There is an obvious interpretation of $\sum_{i=1}^n i$ as just a function $\mathbb N \to \mathbb N$:

$$n \mapsto \underbrace{1 + 2 + 3 + \ldots}_{n}$$

However since the sum in hand equals

$$\frac{n(n+1)}{2}$$

which is polynomial, one can treat it as a much more general function than just $\mathbb N \to \mathbb N$. Thus such looking weird things as

$$\sum_{i=1}^{\bigl(\begin{smallmatrix} a & b \\ c & d \end{smallmatrix} \bigr)} i = \frac{1}{2} \begin{pmatrix} a^2+a+bc & (a+d+1)b \\ (a+d+1)c & d^2 +d + bc \end{pmatrix}$$

make sense if properly interpreted. Actually I didn't calculate it by hand, I just entered the sum above as it is (not the polynomial, the real $\sum$) in my TI-89.

I know of one valid interpretation of the sum in this case:

$$\sum_{i=1}^n i = I(n+1) - I(1)$$

where $I = \frac{1}{2}(i^2-i)$ is the antidifference of $i$. That is it is defined as an inverse operation.

Now I ask if it is possible to interpret

$$\sum_{i=1}^n i^s$$

as a real sum (with some sort of addition $+$), but to allow $n$ to be something more than a number? So I could sum from $1$ to $\frac{d}{dx}$.

Answer 1

I would strongly disagree that the sum you display 'makes sense'. The values $\displaystyle{\sum_{i=1}^n i}$ and $n(n+1)/2$ are the same as polynomials in $n$, but the sum operator has a syntax and a semantics associated with it that your formula for $\displaystyle{\sum_{i=1}^{\bigl(\begin{smallmatrix} a & b \\ c & d \end{smallmatrix} \bigr)} i}$ completely ignores. In particular, it's easy to talk about summing over numbers, and even relatively straightforward to talk about summing over matrices - but what entities are you summing over, even abstractly, that assign meaning to a sum with lower limit a number and upper limit a matrix?
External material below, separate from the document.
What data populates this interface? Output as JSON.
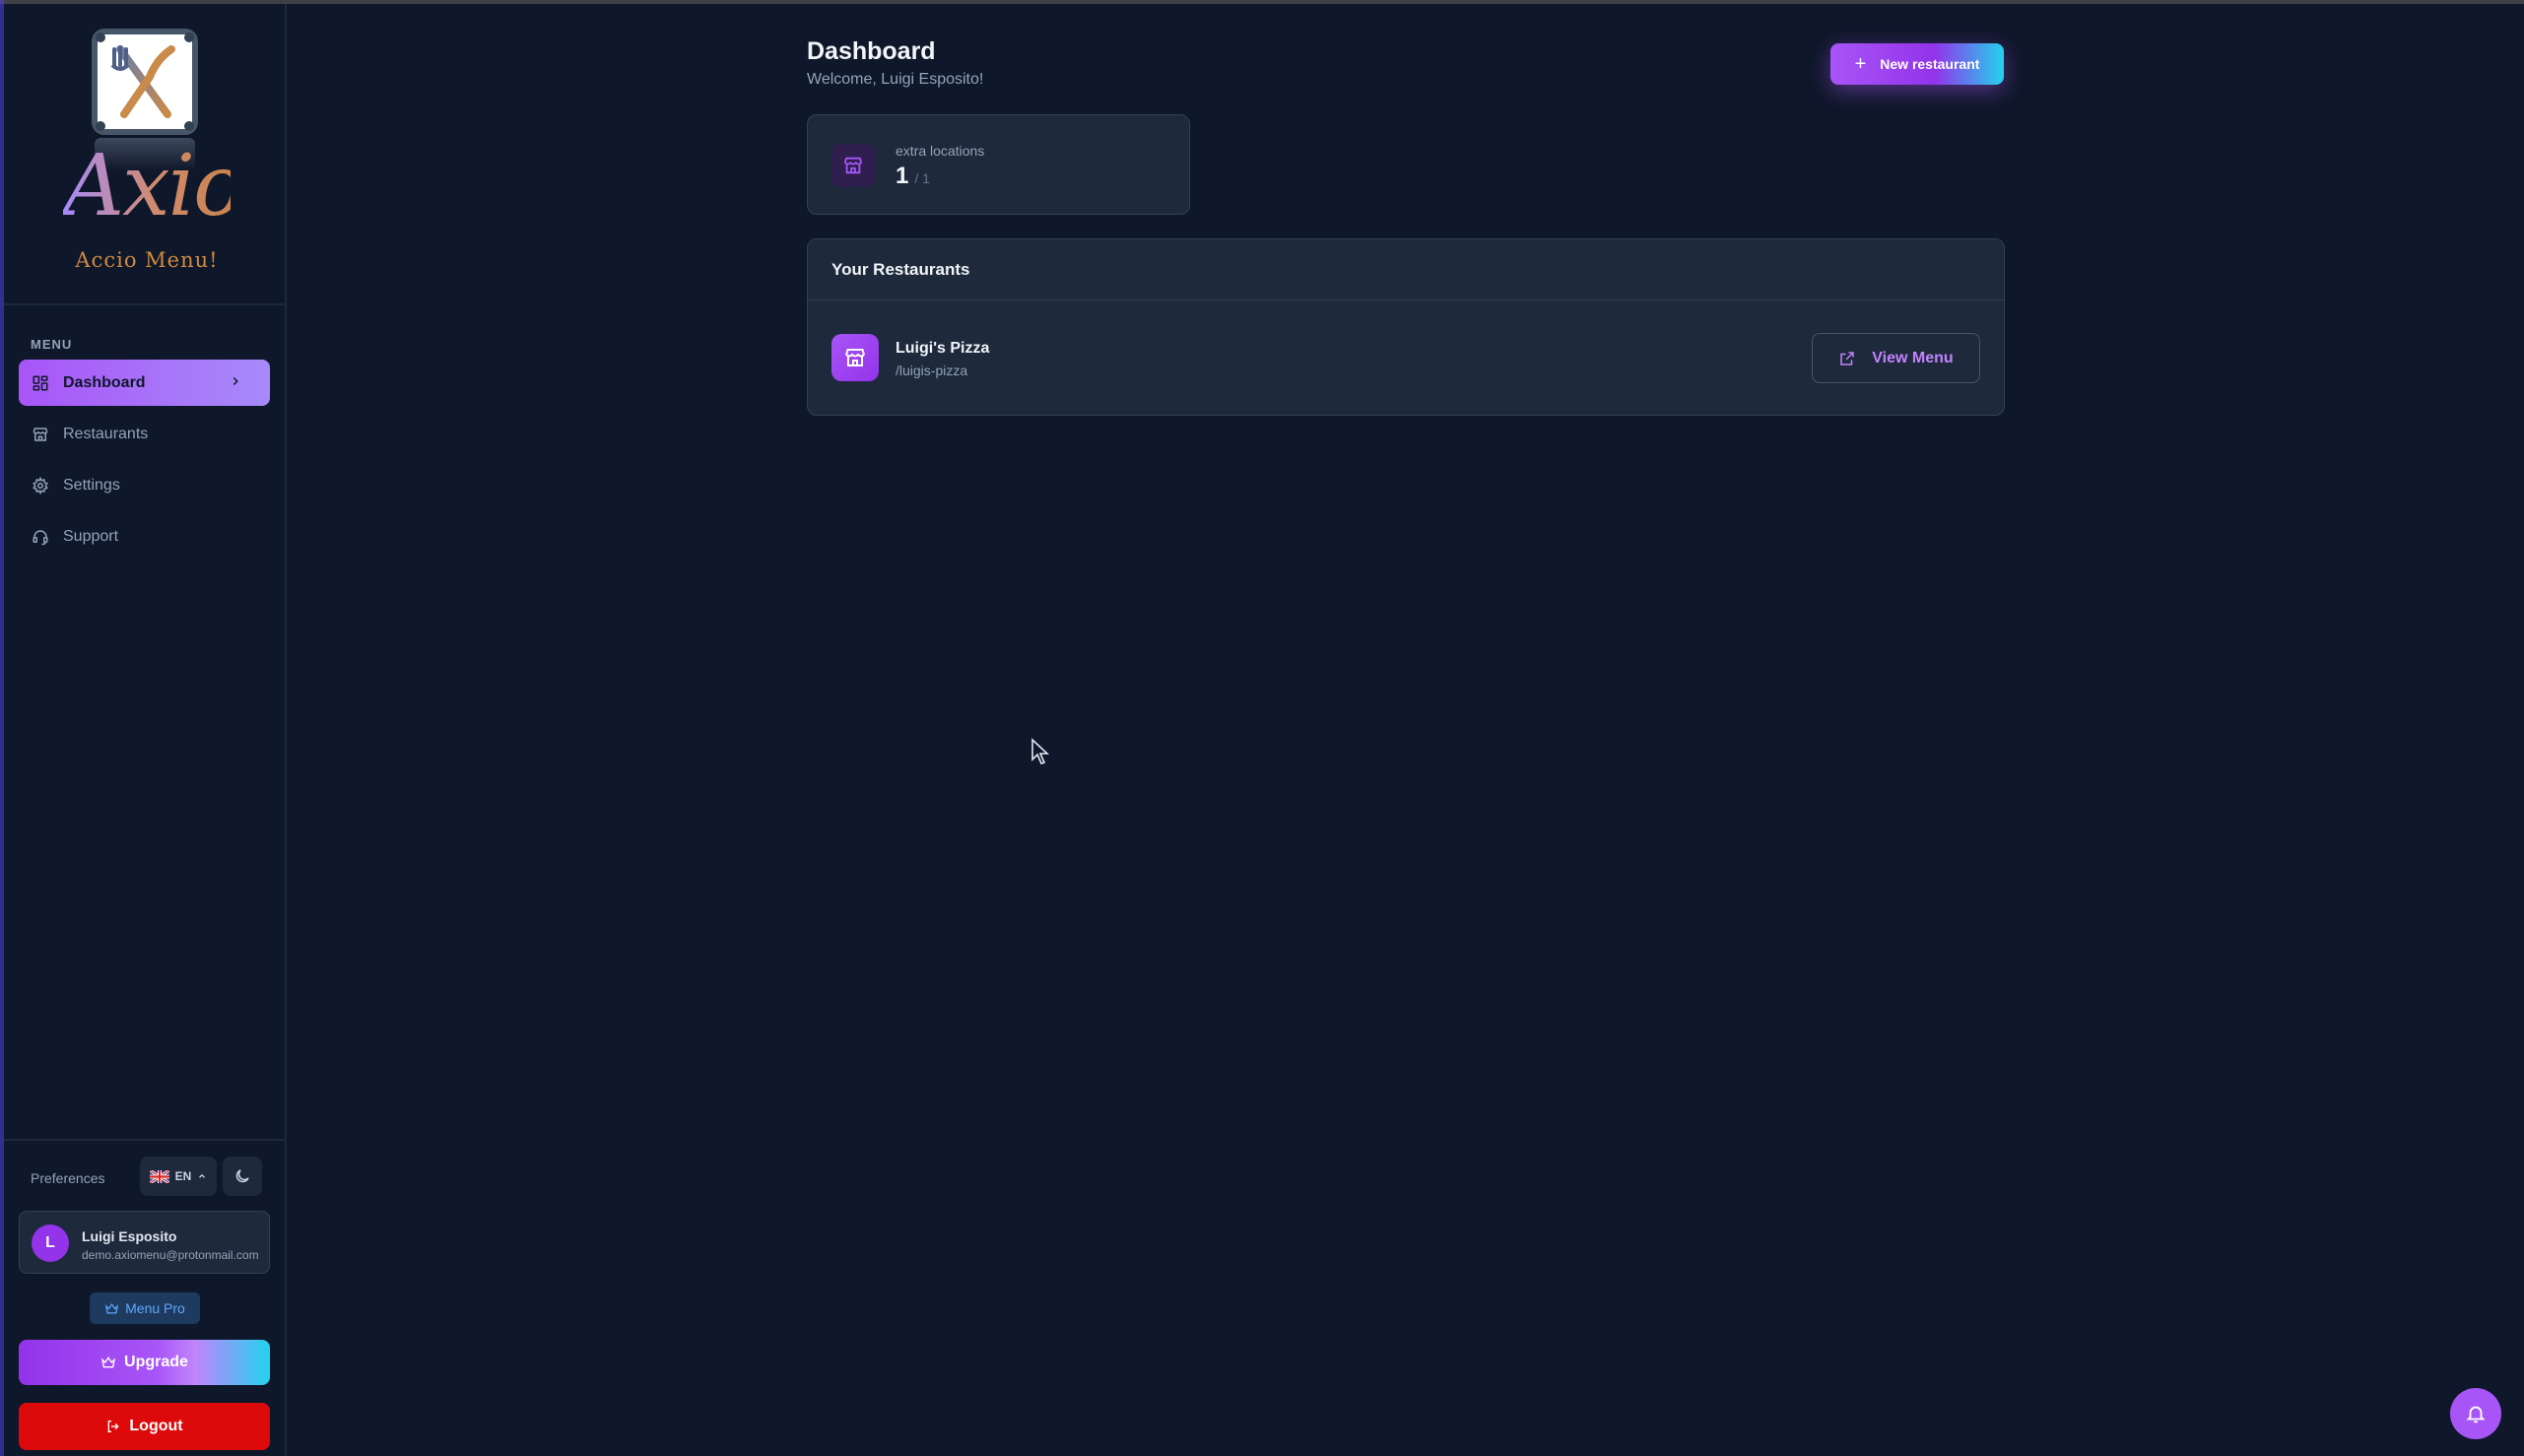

There are cases where this sort of symbolic manipulation can turn out to be remarkably powerful (in particular, you might want to have a look at the Umbral calculus, which formalizes some of the notions that you're talking about), but a lot of care has to be taken when applying them, because unexpected surprises can sometimes lurk outside the original domain. For instance, it's reasonable to say "The value of $\int_a^b 1/x\ dx$ is $\log(b)-\log(a)$" when $a$ and $b$ are positive reals, but you have to be careful about saying "The value of $\int_{-i}^i 1/z\ dz$ is $\log(i)-\log(-i)$", because neither of the expressions in the second statement has a unique meaning. In spite of how it can sometimes appear, mathematics is much more than just manipulating symbols, and an understanding of the semantics you're working with can save you from many potential pitfalls.

Answer 2

It is not clear to me what values you want $s$ to take so I'll assume it's a non-negative integer. In that case, Faulhaber's formula gives $$\sum_{i=1}^n i^s = \frac{1}{s+1} \sum_{j=0}^s (-1)^j {s+1 \choose j} B_j n^{s+1-j}$$

where $B_j$ are the Bernoulli numbers. So $n$ can take values in any ring in which $s+1$ and the denominators of the relevant Bernoulli numbers are invertible, at least.